LLMs hallucinate when removing patient info from EPR, finds study

AI tools sometimes produce hallucinations when asked to remove personal patient information from electronic patient records (EPRs), a study has found.

Researchers from the University of Oxford evaluated the ability of large language models (LLMs) and purpose-built software tools to detect and remove patient names, dates, medical record numbers, and other identifiers from real-world records, without altering clinical content.

The study, published by iScience on 9 December 2025, found that smaller LLMs frequently over-redacted or produced hallucinatory content, in which erroneous text not present in the original record was shown, or occasionally introducing fabricated medical details.

“Hallucinations, particularly those that fabricate clinical information, pose a non-trivial risk to the integrity of downstream research.

“We suggest future research focusing on systematic, scalable techniques to detect and supress hallucinations, especially in zero- and few-shot scenarios,” the study says.

Firstly, the researchers tested the ability of a human to anonymise the data by manually redacting 3,650 medical records, comparing and correcting the data until they had a complete set to use as a benchmark.

They then compared two task-specific de-identification software tools (Microsoft Azure and AnonCAT) and five general-purpose LLMs, including GPT-4, GPT-3.5, Llama-3, Phi-3, and Gemma for redacting identifiable information.

Dr Andrew Soltan, academic clinical lecturer in oncology at the University of Oxford and engineering research fellow, said: “While some large language models perform impressively, others can generate false or misleading text.

“This behaviour poses a risk in clinical contexts, and careful validation is critical before deployment.”

The researchers concluded that automating de-identification could significantly reduce the time and cost required to prepare clinical data for research, while maintaining patient privacy in compliance with data protection regulations.

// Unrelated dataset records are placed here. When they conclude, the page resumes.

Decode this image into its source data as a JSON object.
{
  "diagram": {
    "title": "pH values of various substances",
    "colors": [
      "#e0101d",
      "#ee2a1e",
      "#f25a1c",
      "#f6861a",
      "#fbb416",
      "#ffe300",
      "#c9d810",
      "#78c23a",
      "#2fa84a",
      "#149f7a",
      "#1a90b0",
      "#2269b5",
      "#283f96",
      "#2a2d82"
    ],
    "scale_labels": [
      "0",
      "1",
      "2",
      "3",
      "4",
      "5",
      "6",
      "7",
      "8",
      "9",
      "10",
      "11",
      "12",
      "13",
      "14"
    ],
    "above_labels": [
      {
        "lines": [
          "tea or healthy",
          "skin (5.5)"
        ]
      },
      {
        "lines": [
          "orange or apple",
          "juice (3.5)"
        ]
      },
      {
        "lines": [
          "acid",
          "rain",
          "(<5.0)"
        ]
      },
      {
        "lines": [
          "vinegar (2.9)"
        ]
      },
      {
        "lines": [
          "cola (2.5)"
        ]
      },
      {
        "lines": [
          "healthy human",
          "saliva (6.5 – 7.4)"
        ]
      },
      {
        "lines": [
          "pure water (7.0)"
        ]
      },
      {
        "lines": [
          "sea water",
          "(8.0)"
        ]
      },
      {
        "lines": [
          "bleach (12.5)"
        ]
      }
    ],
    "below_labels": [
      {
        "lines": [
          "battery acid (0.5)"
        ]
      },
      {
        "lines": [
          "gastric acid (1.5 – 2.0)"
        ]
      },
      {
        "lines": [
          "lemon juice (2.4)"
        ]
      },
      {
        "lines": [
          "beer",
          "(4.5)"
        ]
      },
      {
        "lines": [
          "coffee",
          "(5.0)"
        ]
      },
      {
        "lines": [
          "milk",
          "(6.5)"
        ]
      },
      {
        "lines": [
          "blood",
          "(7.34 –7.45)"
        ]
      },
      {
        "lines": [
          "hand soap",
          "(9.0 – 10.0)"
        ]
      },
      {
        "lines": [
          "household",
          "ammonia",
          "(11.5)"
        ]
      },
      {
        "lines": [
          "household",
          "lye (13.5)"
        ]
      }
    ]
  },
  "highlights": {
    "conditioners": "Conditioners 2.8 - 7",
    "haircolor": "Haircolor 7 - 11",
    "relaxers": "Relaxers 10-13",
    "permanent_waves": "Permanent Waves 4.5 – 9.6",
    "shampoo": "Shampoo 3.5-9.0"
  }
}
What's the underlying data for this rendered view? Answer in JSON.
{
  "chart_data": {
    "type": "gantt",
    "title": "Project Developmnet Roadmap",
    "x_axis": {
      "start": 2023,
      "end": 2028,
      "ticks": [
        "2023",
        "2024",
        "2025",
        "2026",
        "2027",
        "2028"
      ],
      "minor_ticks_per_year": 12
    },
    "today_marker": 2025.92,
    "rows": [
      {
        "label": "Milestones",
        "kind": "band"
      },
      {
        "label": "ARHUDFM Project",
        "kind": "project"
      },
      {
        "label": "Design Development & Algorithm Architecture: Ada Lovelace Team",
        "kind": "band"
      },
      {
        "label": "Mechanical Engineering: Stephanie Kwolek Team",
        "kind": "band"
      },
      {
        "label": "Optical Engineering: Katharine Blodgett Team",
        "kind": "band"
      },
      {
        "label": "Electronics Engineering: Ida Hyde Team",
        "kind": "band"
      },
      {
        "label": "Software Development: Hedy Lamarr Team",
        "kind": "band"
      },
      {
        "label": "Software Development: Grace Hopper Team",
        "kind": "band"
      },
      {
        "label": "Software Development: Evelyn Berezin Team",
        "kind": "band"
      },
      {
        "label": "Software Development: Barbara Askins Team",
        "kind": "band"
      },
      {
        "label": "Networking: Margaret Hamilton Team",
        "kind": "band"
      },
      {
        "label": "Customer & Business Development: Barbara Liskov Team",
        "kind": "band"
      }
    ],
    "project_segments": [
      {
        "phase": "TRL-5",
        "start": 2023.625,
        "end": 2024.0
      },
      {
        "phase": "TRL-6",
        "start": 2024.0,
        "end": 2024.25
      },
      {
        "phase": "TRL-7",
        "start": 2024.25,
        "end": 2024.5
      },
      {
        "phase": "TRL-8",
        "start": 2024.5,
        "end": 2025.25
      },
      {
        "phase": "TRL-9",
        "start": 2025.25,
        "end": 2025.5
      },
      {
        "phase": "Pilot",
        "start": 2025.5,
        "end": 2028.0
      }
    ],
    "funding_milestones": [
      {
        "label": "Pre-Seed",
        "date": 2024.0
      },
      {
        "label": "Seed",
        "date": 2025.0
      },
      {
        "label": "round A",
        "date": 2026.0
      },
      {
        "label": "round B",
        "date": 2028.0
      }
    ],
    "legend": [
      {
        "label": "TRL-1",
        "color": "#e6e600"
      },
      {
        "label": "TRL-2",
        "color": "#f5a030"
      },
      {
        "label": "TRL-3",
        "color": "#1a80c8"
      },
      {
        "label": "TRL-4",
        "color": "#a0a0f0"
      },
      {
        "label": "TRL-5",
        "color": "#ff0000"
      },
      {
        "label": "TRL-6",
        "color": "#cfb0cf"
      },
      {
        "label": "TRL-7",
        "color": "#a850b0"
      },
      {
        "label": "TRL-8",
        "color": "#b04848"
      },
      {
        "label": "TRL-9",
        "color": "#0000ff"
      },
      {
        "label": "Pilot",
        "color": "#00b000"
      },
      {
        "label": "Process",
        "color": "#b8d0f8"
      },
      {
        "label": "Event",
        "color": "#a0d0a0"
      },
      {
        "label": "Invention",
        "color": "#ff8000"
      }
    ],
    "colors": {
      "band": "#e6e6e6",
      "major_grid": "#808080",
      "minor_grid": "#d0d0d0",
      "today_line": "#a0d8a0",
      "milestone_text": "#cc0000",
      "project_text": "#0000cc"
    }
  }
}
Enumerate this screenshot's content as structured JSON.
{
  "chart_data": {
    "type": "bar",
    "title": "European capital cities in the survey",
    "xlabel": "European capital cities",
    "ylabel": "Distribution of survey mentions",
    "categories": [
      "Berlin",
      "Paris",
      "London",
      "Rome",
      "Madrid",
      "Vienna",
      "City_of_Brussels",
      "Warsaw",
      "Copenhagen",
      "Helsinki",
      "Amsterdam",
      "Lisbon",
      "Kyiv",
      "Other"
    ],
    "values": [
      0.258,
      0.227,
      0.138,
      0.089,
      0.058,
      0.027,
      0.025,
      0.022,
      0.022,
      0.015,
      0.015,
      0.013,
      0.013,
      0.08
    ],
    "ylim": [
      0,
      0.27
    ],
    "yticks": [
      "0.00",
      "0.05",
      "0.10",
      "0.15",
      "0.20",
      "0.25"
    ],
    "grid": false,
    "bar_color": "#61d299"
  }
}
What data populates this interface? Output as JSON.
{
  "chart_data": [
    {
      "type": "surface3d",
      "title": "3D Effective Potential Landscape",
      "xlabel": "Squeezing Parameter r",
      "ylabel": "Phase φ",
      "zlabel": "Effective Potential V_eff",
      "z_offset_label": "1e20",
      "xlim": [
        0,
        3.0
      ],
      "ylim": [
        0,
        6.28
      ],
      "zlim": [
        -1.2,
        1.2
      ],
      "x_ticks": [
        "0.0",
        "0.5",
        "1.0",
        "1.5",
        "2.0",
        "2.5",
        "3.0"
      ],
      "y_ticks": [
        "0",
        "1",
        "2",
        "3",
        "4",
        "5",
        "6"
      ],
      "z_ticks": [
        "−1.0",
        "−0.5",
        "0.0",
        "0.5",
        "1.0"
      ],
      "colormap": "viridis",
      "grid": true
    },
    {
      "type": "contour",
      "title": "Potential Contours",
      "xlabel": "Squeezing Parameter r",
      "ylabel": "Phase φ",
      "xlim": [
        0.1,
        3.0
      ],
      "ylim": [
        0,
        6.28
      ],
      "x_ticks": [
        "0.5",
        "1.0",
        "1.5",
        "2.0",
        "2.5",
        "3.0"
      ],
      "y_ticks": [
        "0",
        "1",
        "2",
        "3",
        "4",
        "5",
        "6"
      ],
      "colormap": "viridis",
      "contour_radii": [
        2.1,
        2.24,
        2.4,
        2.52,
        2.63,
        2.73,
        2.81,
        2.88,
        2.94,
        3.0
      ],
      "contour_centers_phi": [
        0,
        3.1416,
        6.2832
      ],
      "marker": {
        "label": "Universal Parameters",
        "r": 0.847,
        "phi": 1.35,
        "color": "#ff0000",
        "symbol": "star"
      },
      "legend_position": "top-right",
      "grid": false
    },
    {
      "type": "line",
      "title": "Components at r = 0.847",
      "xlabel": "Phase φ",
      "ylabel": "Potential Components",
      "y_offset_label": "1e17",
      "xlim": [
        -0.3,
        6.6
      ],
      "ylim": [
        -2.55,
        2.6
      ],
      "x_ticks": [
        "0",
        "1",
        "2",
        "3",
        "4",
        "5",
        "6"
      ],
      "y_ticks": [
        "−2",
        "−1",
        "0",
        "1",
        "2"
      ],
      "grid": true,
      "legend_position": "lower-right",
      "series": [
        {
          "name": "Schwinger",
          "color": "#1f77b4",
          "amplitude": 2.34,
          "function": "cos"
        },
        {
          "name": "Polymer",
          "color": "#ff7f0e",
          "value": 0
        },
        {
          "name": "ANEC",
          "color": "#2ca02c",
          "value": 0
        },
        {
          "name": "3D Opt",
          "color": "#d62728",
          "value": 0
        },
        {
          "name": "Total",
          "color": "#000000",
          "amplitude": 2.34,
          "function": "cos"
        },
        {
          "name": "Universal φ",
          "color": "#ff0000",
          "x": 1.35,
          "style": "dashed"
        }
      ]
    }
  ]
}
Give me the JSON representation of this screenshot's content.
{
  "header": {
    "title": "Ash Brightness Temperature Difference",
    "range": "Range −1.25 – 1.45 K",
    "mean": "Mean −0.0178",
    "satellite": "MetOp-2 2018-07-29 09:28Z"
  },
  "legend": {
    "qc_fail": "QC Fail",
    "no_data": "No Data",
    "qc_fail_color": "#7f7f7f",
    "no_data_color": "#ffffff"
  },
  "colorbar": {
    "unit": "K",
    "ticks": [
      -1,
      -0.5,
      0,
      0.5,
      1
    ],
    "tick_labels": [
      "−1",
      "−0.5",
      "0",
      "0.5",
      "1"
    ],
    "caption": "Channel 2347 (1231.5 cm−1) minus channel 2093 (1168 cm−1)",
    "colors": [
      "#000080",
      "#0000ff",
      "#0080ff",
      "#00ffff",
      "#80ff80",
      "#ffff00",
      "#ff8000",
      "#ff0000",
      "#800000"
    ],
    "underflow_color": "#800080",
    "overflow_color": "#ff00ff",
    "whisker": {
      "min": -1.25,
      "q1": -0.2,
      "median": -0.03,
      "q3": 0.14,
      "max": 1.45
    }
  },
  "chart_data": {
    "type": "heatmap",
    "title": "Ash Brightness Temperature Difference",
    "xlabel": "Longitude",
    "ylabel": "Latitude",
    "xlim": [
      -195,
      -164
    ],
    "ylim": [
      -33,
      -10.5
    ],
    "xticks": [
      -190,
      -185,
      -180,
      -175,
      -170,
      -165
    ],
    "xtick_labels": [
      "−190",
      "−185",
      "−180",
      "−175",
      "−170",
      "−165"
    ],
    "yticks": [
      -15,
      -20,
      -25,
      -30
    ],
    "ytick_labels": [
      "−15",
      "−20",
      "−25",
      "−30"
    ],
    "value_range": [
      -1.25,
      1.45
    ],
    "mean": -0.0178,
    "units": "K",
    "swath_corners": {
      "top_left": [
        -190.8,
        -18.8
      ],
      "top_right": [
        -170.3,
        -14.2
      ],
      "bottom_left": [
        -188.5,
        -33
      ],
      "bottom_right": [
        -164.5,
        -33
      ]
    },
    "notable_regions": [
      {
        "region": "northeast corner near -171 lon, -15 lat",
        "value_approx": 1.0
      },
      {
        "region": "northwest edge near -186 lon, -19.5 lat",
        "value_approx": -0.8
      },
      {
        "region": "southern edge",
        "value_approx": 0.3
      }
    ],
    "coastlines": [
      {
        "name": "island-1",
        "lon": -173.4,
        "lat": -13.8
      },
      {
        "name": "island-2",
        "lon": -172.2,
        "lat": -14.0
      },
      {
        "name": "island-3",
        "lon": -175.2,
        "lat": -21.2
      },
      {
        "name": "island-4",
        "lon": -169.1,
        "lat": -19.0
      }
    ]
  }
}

Microsoft’s Azure de-identification service achieved the highest performance overall, closely matching human reviewers. GPT-4 also performed strongly, demonstrating that modern language models can accurately remove identifiers with minimal fine-tuning or task-specific training.

Dr Soltan added: “One of our most promising findings was that we don’t need to retrain complex AI models from scratch.

“We found that some models worked well out-of-the-box, and that others saw their performance nudged upwards with simple techniques.

“For the general-purpose models, this meant showing them just a handful of examples of what a correctly anonymised record looks like.

“For the specialised software, one model learned to pick up nuances in our hospital’s data, like the format of telephone extensions, after fine-tuning on just a small sample.

“This is exciting because it shows a practical path for hospitals to adopt these technologies without manually labelling thousands of patient notes.”

Professor David Eyre, professor of infectious diseases at Oxford Population Health and the Big Data Institute, said: “This work shows that AI can be a powerful ally in protecting patient confidentiality.

“But human judgement and strong governance must remain at the centre of any system that handles patient data.”

The study was supported by the National Institute for Health and Care Research (NIHR), Microsoft Research UK, Cancer Research UK, the EPSRC, and the NIHR Oxford Biomedical Research Centre.